3. Dispatch the native double-tap via the touch-fallback skill
Two tap actions with a 100 ms gap. Use the freshly-fetched (cx, cy) from step 2 — not the values from step 1.
.github/skills/browser-control-ios-touch-fallback/touch-perform.sh \
'[{"action":"tap","options":{"x":'$CX',"y":'$CY'}},
{"action":"wait","options":{"ms":100}},
{"action":"tap","options":{"x":'$CX',"y":'$CY'}}]'
Expected: {"value":null} (success). The script exits non-zero and prints the error otherwise.
4. Verify the selection
execute_script({
script: `var s = window.getSelection();
return JSON.stringify({ sel: s.toString(), selType: s.type, rangeCount: s.rangeCount })`,
})
Expected: sel is the word (e.g. "Pineapple"), selType: "Range", rangeCount: 1. On the device, you'll see blue selection handles around the word and the native edit menu showing Cut | Copy | Paste | Replace….

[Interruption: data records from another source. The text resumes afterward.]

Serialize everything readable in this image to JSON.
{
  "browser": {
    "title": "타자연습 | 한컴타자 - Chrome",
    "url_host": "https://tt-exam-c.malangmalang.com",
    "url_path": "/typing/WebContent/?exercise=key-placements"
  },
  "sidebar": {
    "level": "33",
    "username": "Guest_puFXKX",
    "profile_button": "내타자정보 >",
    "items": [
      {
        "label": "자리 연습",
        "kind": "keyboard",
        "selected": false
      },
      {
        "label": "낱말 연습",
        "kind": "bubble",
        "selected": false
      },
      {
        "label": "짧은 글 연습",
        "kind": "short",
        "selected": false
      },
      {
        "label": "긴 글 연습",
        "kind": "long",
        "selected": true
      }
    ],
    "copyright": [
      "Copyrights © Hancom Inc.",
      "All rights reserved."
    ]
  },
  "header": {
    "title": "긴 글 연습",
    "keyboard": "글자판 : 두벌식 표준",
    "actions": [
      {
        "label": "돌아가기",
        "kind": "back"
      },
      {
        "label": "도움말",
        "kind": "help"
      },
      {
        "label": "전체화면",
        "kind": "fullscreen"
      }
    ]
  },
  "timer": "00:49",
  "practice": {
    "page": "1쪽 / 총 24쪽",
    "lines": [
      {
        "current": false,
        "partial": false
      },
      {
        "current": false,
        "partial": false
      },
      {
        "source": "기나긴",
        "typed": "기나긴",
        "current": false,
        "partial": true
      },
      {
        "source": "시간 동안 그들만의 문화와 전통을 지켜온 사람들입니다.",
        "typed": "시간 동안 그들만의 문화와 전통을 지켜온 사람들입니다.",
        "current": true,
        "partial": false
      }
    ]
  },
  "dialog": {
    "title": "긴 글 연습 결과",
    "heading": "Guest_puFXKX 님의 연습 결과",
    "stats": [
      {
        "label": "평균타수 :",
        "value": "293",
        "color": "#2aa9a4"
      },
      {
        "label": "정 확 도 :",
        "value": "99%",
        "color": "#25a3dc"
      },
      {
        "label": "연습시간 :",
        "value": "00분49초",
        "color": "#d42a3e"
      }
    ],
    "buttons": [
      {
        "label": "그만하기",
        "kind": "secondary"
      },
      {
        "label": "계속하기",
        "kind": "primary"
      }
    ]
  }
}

If selType is still Caret or None, see Failure modes below.
Failure modes
- Keyboard closes /
active=BODY after step 3. Tapped outside the word — usually stale coords from step 1. Make sure step 2 ran after the focus tap; re-fetch and retry.
- Edit menu shows
Paste / Select / Select All instead of Cut / Copy / Paste. The two taps were interpreted as separate single taps, not a double-tap (gap too large, or press/release used instead of tap). Confirm you're using the tap action type and a 100 ms gap.
touch-perform.sh exits with Session not started or terminated. BrowserStack session expired or idled out. Restart via start_session (see browser-control-ios), update /tmp/em-bs-session.txt, retry.
touch-perform.sh exits with "BROWSERSTACK_USERNAME ... must be set in env". Creds not in the shell env. In the Copilot runner they come from GitHub Actions secrets via copilot-setup-steps.yml; locally, export them.
Why a separate skill
The general "raw touch dispatch" mechanism is in browser-control-ios-touch-fallback. This skill is the policy on top: for the specific task of selecting a word in em, here are the surrounding steps — focus first, refresh coords, dispatch the right action sequence, verify. The mechanism is reusable for future fallback recipes; this recipe is reusable as the canonical "select a word" pattern without re-deriving it.